A plan to construct a $90 million police training center at the South River Forest in Atlanta is facing resistance from residents, who say “Cop City” would threaten the community in more ways than one. Residents say the facility would take away a beloved green space and historic site that plays a crucial role protecting the city from flooding.

“This is going to be the largest urban warfare training facility for police in the country,” said Jasmine Burnett, organizing director of Community Movement Builders, which is supporting resident opposition to the facility. “And, what does that mean when, in 2020, people were actually asking to abolish the police?”

The South River Forest sits on the ancestral homeland of the Muscogee Creek people, who were forcibly removed in the early 19th Century to make way for a slave plantation that became the site of the Jim Crow-era Atlanta Prison Farm, where prisoners were housed as they were forced to conduct free labor on the city’s municipal projects as late as 1990.

The park is on land owned by the City of Atlanta but sits outside its boundaries, in DeKalb County, meaning the primarily Black and Brown residents who live closest to the park have no representation on the City Council that voted 10-4 to approve the police facility.
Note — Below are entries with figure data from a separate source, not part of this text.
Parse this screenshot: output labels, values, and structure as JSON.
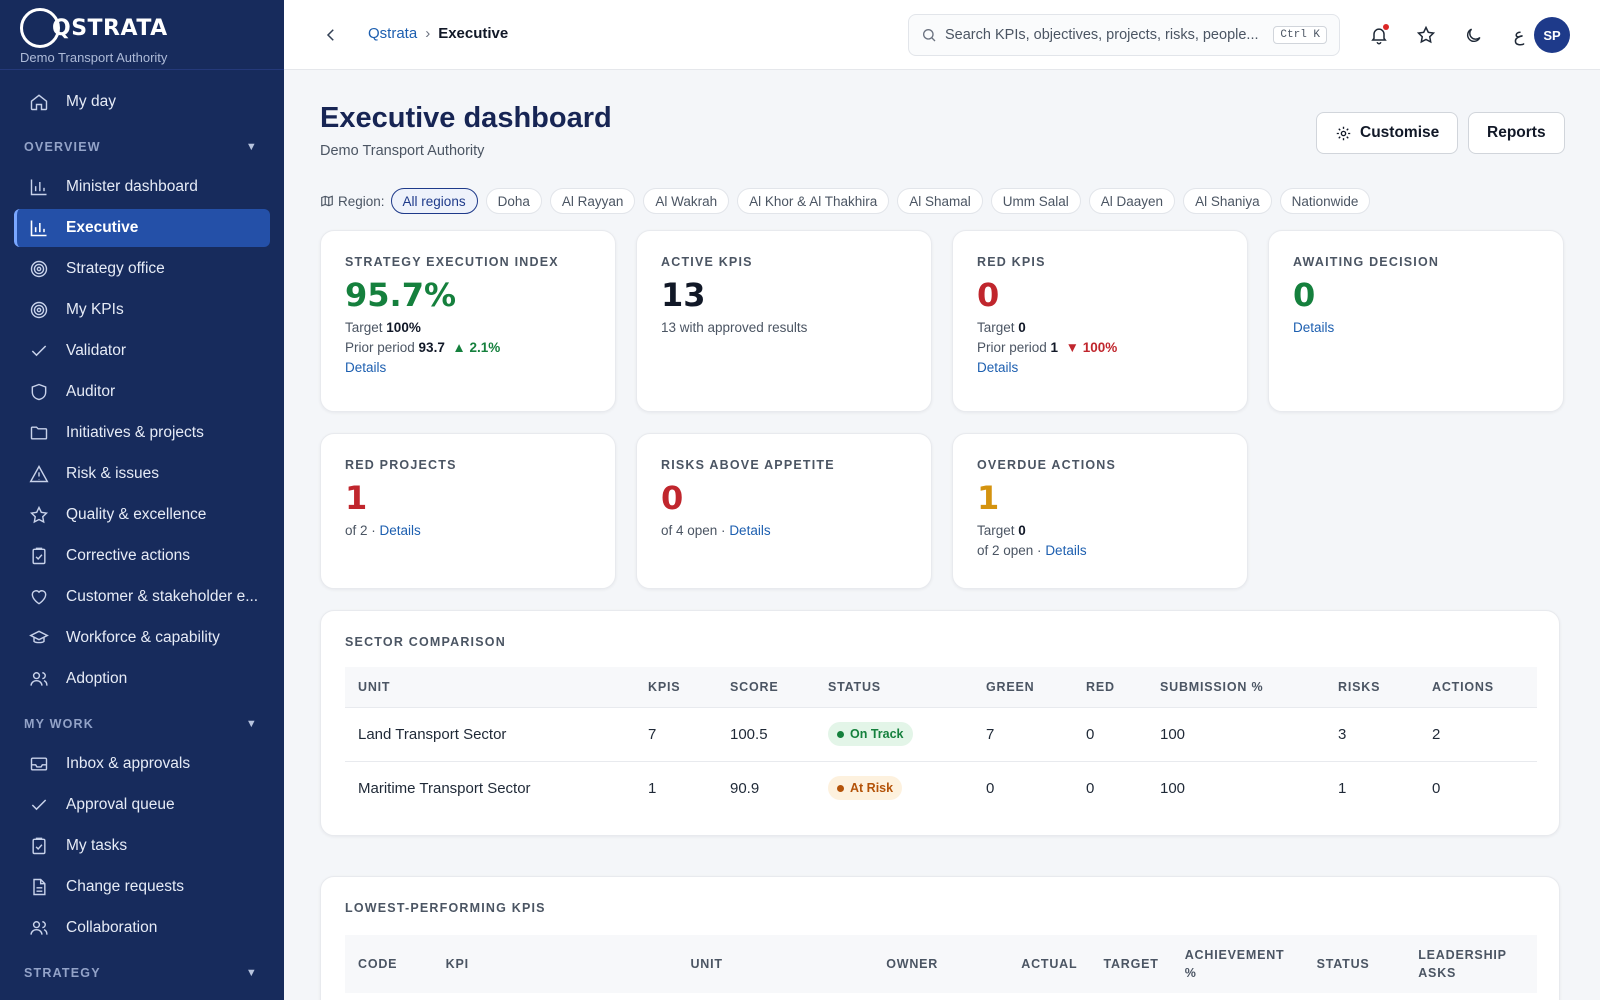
{
  "brand": {
    "name": "QSTRATA",
    "org": "Demo Transport Authority"
  },
  "sidebar": {
    "top_items": [
      {
        "label": "My day",
        "icon": "home-icon"
      }
    ],
    "sections": [
      {
        "title": "OVERVIEW",
        "items": [
          {
            "label": "Minister dashboard",
            "icon": "bar-chart-icon"
          },
          {
            "label": "Executive",
            "icon": "bar-chart-icon",
            "active": true
          },
          {
            "label": "Strategy office",
            "icon": "target-icon"
          },
          {
            "label": "My KPIs",
            "icon": "target-icon"
          },
          {
            "label": "Validator",
            "icon": "check-icon"
          },
          {
            "label": "Auditor",
            "icon": "shield-icon"
          },
          {
            "label": "Initiatives & projects",
            "icon": "folder-icon"
          },
          {
            "label": "Risk & issues",
            "icon": "warning-icon"
          },
          {
            "label": "Quality & excellence",
            "icon": "star-icon"
          },
          {
            "label": "Corrective actions",
            "icon": "clipboard-check-icon"
          },
          {
            "label": "Customer & stakeholder e...",
            "icon": "heart-icon"
          },
          {
            "label": "Workforce & capability",
            "icon": "graduation-cap-icon"
          },
          {
            "label": "Adoption",
            "icon": "users-icon"
          }
        ]
      },
      {
        "title": "MY WORK",
        "items": [
          {
            "label": "Inbox & approvals",
            "icon": "inbox-icon"
          },
          {
            "label": "Approval queue",
            "icon": "check-icon"
          },
          {
            "label": "My tasks",
            "icon": "clipboard-check-icon"
          },
          {
            "label": "Change requests",
            "icon": "document-icon"
          },
          {
            "label": "Collaboration",
            "icon": "users-icon"
          }
        ]
      },
      {
        "title": "STRATEGY",
        "items": []
      }
    ]
  },
  "topbar": {
    "breadcrumb": {
      "root": "Qstrata",
      "separator": "›",
      "current": "Executive"
    },
    "search": {
      "placeholder": "Search KPIs, objectives, projects, risks, people...",
      "shortcut": "Ctrl K"
    },
    "lang_toggle": "ع",
    "avatar_initials": "SP"
  },
  "page": {
    "title": "Executive dashboard",
    "subtitle": "Demo Transport Authority",
    "customise_label": "Customise",
    "reports_label": "Reports"
  },
  "regions": {
    "label": "Region:",
    "chips": [
      "All regions",
      "Doha",
      "Al Rayyan",
      "Al Wakrah",
      "Al Khor & Al Thakhira",
      "Al Shamal",
      "Umm Salal",
      "Al Daayen",
      "Al Shaniya",
      "Nationwide"
    ],
    "selected": "All regions"
  },
  "kpi_cards": {
    "sei": {
      "label": "STRATEGY EXECUTION INDEX",
      "value": "95.7%",
      "target_text": "Target",
      "target_value": "100%",
      "prior_text": "Prior period",
      "prior_value": "93.7",
      "delta": "2.1%",
      "details": "Details"
    },
    "active": {
      "label": "ACTIVE KPIS",
      "value": "13",
      "note": "13 with approved results"
    },
    "red_kpis": {
      "label": "RED KPIS",
      "value": "0",
      "target_text": "Target",
      "target_value": "0",
      "prior_text": "Prior period",
      "prior_value": "1",
      "delta": "100%",
      "details": "Details"
    },
    "awaiting": {
      "label": "AWAITING DECISION",
      "value": "0",
      "details": "Details"
    },
    "red_projects": {
      "label": "RED PROJECTS",
      "value": "1",
      "of_text": "of 2 ·",
      "details": "Details"
    },
    "risks": {
      "label": "RISKS ABOVE APPETITE",
      "value": "0",
      "of_text": "of 4 open ·",
      "details": "Details"
    },
    "overdue": {
      "label": "OVERDUE ACTIONS",
      "value": "1",
      "target_text": "Target",
      "target_value": "0",
      "of_text": "of 2 open ·",
      "details": "Details"
    }
  },
  "colors": {
    "green": "#15803d",
    "red": "#c0262d",
    "amber": "#d4930f",
    "navy": "#172554",
    "sidebar": "#172b5c",
    "accent": "#2450a8"
  },
  "sector_comparison": {
    "title": "SECTOR COMPARISON",
    "columns": [
      "UNIT",
      "KPIS",
      "SCORE",
      "STATUS",
      "GREEN",
      "RED",
      "SUBMISSION %",
      "RISKS",
      "ACTIONS"
    ],
    "rows": [
      {
        "unit": "Land Transport Sector",
        "kpis": "7",
        "score": "100.5",
        "status": "On Track",
        "status_kind": "green",
        "green": "7",
        "red": "0",
        "submission": "100",
        "risks": "3",
        "actions": "2"
      },
      {
        "unit": "Maritime Transport Sector",
        "kpis": "1",
        "score": "90.9",
        "status": "At Risk",
        "status_kind": "amber",
        "green": "0",
        "red": "0",
        "submission": "100",
        "risks": "1",
        "actions": "0"
      }
    ]
  },
  "lowest_kpis": {
    "title": "LOWEST-PERFORMING KPIS",
    "columns": [
      "CODE",
      "KPI",
      "UNIT",
      "OWNER",
      "ACTUAL",
      "TARGET",
      "ACHIEVEMENT %",
      "STATUS",
      "LEADERSHIP ASKS"
    ]
  }
}
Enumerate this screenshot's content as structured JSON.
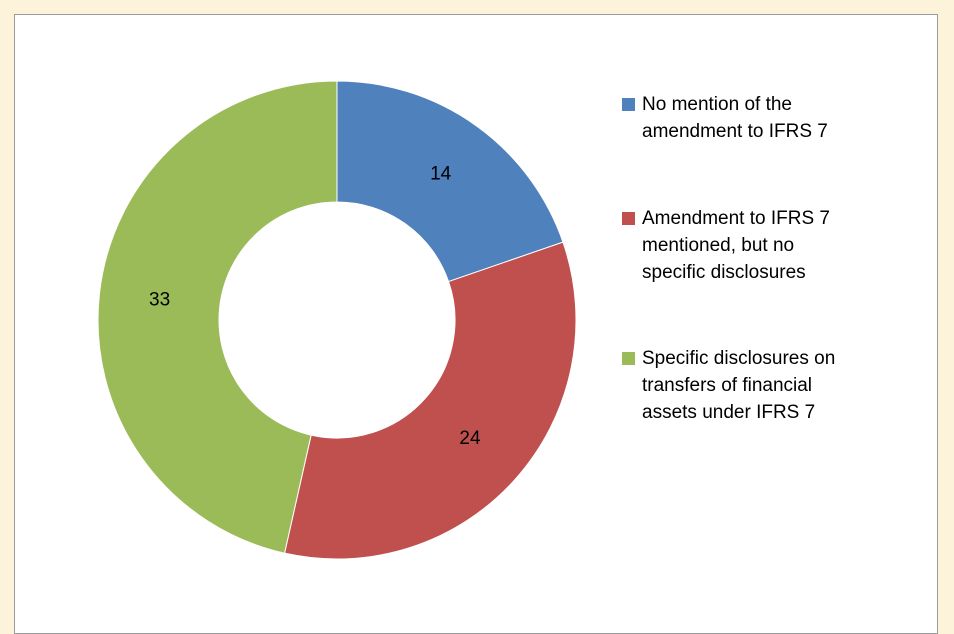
{
  "chart_data": {
    "type": "pie",
    "subtype": "donut",
    "categories": [
      "No mention of the amendment to IFRS 7",
      "Amendment to IFRS 7 mentioned, but no specific disclosures",
      "Specific disclosures on transfers of financial assets under IFRS 7"
    ],
    "values": [
      14,
      24,
      33
    ],
    "value_labels": [
      "14",
      "24",
      "33"
    ],
    "colors": [
      "#4f81bd",
      "#c0504d",
      "#9bbb59"
    ],
    "legend_placement": "right",
    "title": ""
  },
  "legend": {
    "items": [
      {
        "lines": [
          "No mention of the",
          "amendment to IFRS 7"
        ]
      },
      {
        "lines": [
          "Amendment to IFRS 7",
          "mentioned, but no",
          "specific disclosures"
        ]
      },
      {
        "lines": [
          "Specific disclosures on",
          "transfers of financial",
          "assets under IFRS 7"
        ]
      }
    ]
  },
  "colors": {
    "background": "#fdf3da",
    "plot_background": "#ffffff",
    "border": "#9a9a9a"
  }
}
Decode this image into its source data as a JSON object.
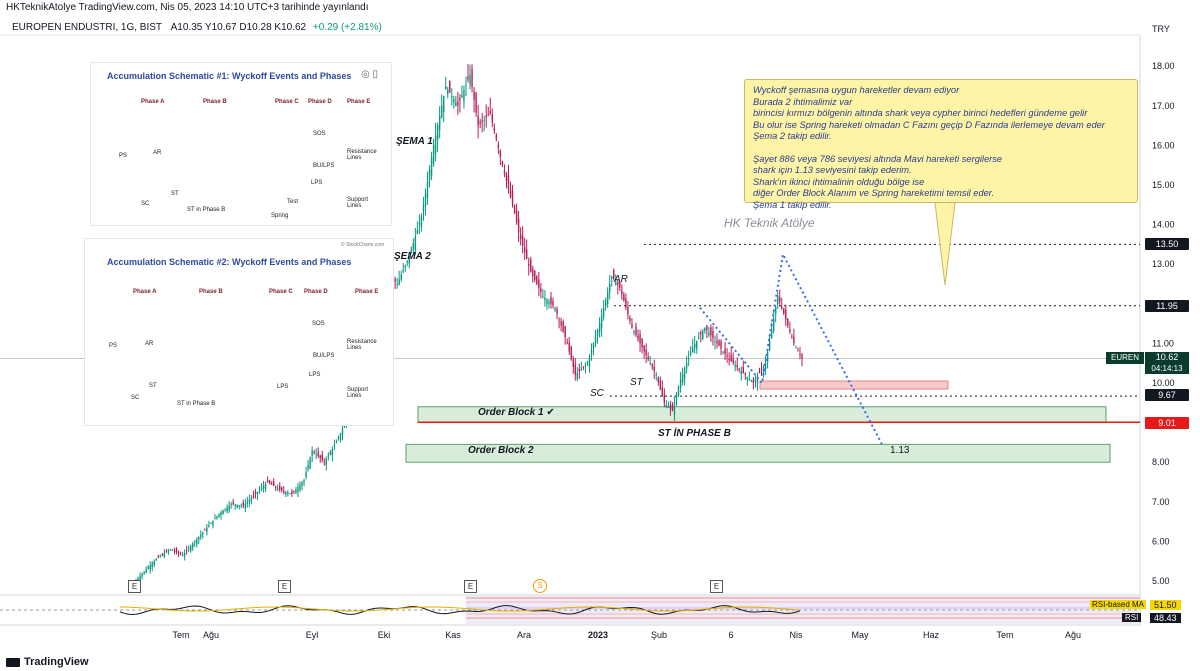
{
  "header": {
    "published": "HKTeknikAtolye TradingView.com, Nis 05, 2023 14:10 UTC+3 tarihinde yayınlandı"
  },
  "symbol_bar": {
    "name": "EUROPEN ENDUSTRI, 1G, BIST",
    "ohlc": "A10.35  Y10.67  D10.28  K10.62",
    "change": "+0.29 (+2.81%)"
  },
  "currency": "TRY",
  "watermark": "HK Teknik Atölye",
  "note": {
    "lines": [
      "Wyckoff şemasına uygun hareketler devam ediyor",
      "Burada 2 ihtimalimiz var",
      "birincisi kırmızı bölgenin altında shark veya cypher birinci hedefleri gündeme gelir",
      "Bu olur ise Spring hareketi olmadan C Fazını geçip D Fazında ilerlemeye devam eder",
      "Şema 2 takip edilir.",
      "",
      "Şayet 886 veya 786 seviyesi altında Mavi hareketi sergilerse",
      "shark için 1.13 seviyesini takip ederim.",
      "Shark'ın ikinci ihtimalinin olduğu bölge ise",
      "diğer Order Block Alanım ve Spring hareketimi temsil eder.",
      "Şema 1 takip edilir."
    ]
  },
  "annotations": {
    "sema1": "ŞEMA 1",
    "sema2": "ŞEMA 2",
    "ar": "AR",
    "sc": "SC",
    "st": "ST",
    "st_phase_b": "ST İN PHASE B",
    "ob1": "Order Block 1",
    "ob2": "Order Block 2",
    "fib": "1.13"
  },
  "inset1": {
    "title": "Accumulation Schematic #1: Wyckoff Events and Phases",
    "phases": [
      "Phase A",
      "Phase B",
      "Phase C",
      "Phase D",
      "Phase E"
    ],
    "labels": {
      "ps": "PS",
      "ar": "AR",
      "sc": "SC",
      "st": "ST",
      "st_b": "ST in Phase B",
      "spring": "Spring",
      "test": "Test",
      "sos": "SOS",
      "bu": "BU/LPS",
      "lps": "LPS",
      "res": "Resistance Lines",
      "sup": "Support Lines"
    }
  },
  "inset2": {
    "title": "Accumulation Schematic #2: Wyckoff Events and Phases",
    "credit": "© StockCharts.com",
    "phases": [
      "Phase A",
      "Phase B",
      "Phase C",
      "Phase D",
      "Phase E"
    ],
    "labels": {
      "ps": "PS",
      "ar": "AR",
      "sc": "SC",
      "st": "ST",
      "st_b": "ST in Phase B",
      "lps": "LPS",
      "lps2": "LPS",
      "sos": "SOS",
      "bu": "BU/LPS",
      "res": "Resistance Lines",
      "sup": "Support Lines"
    }
  },
  "price_tags": {
    "t1350": "13.50",
    "t1195": "11.95",
    "t967": "9.67",
    "t901": "9.01",
    "eurenSym": "EUREN",
    "eurenPrice": "10.62",
    "eurenTime": "04:14:13"
  },
  "rsi": {
    "ma_label": "RSI-based MA",
    "ma_value": "51.50",
    "rsi_label": "RSI",
    "rsi_value": "48.43"
  },
  "events": {
    "e": "E",
    "d": "S"
  },
  "footer": {
    "brand": "TradingView"
  },
  "chart_data": {
    "type": "candlestick",
    "symbol": "EUREN",
    "timeframe": "1G",
    "y_axis": {
      "ticks": [
        5.0,
        6.0,
        7.0,
        8.0,
        9.0,
        10.0,
        11.0,
        12.0,
        13.0,
        14.0,
        15.0,
        16.0,
        17.0,
        18.0
      ],
      "tick_labels": [
        "5.00",
        "6.00",
        "7.00",
        "8.00",
        "9.00",
        "10.00",
        "11.00",
        "12.00",
        "13.00",
        "14.00",
        "15.00",
        "16.00",
        "17.00",
        "18.00"
      ]
    },
    "x_axis": {
      "labels": [
        "Tem",
        "Ağu",
        "Eyl",
        "Eki",
        "Kas",
        "Ara",
        "2023",
        "Şub",
        "6",
        "Nis",
        "May",
        "Haz",
        "Tem",
        "Ağu"
      ]
    },
    "last": {
      "open": 10.35,
      "high": 10.67,
      "low": 10.28,
      "close": 10.62
    },
    "levels": [
      13.5,
      11.95,
      9.67,
      9.01
    ],
    "order_blocks": [
      {
        "name": "Order Block 1",
        "low": 9.0,
        "high": 9.4
      },
      {
        "name": "Order Block 2",
        "low": 8.0,
        "high": 8.45
      }
    ],
    "series": [
      {
        "name": "EUREN",
        "path": [
          [
            0,
            4.95
          ],
          [
            6,
            5.3
          ],
          [
            12,
            5.6
          ],
          [
            18,
            5.8
          ],
          [
            24,
            5.65
          ],
          [
            30,
            6.0
          ],
          [
            36,
            6.35
          ],
          [
            42,
            6.7
          ],
          [
            48,
            6.95
          ],
          [
            54,
            6.9
          ],
          [
            60,
            7.2
          ],
          [
            66,
            7.5
          ],
          [
            72,
            7.3
          ],
          [
            78,
            7.2
          ],
          [
            84,
            7.55
          ],
          [
            88,
            8.3
          ],
          [
            94,
            8.0
          ],
          [
            100,
            8.5
          ],
          [
            106,
            9.2
          ],
          [
            112,
            10.5
          ],
          [
            118,
            11.8
          ],
          [
            124,
            12.9
          ],
          [
            130,
            12.5
          ],
          [
            136,
            13.2
          ],
          [
            142,
            14.2
          ],
          [
            148,
            16.0
          ],
          [
            154,
            17.5
          ],
          [
            160,
            17.0
          ],
          [
            166,
            17.8
          ],
          [
            170,
            16.5
          ],
          [
            176,
            16.8
          ],
          [
            182,
            15.5
          ],
          [
            188,
            14.3
          ],
          [
            190,
            13.8
          ],
          [
            196,
            12.8
          ],
          [
            202,
            12.2
          ],
          [
            208,
            11.9
          ],
          [
            214,
            11.0
          ],
          [
            218,
            10.2
          ],
          [
            224,
            10.5
          ],
          [
            230,
            11.5
          ],
          [
            236,
            12.7
          ],
          [
            240,
            12.4
          ],
          [
            246,
            11.4
          ],
          [
            252,
            10.8
          ],
          [
            258,
            10.2
          ],
          [
            262,
            9.5
          ],
          [
            266,
            9.3
          ],
          [
            270,
            10.1
          ],
          [
            276,
            10.9
          ],
          [
            282,
            11.4
          ],
          [
            288,
            11.0
          ],
          [
            294,
            10.6
          ],
          [
            300,
            10.3
          ],
          [
            306,
            10.0
          ],
          [
            312,
            10.5
          ],
          [
            318,
            12.2
          ],
          [
            322,
            11.6
          ],
          [
            326,
            11.0
          ],
          [
            330,
            10.62
          ]
        ]
      }
    ]
  }
}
Residents opposing the facility fear it will only further entrench the racism and environmental injustice that has given Atlanta the highest rate of income inequality in the U.S. and the state of Georgia the fourth-highest rate of incarceration in the world.

“When I was walking through it, the insect sounds, the birds and the heaviness of the air—I know my relatives had that same felt knowledge before removal,” said Laura Harjo, a professor of Native American studies who visited as part of a delegation of Muscogee from Oklahoma. “This has been treated as a carceral space since European contact, and Cop City would be a continuation of that rather than a return to community.”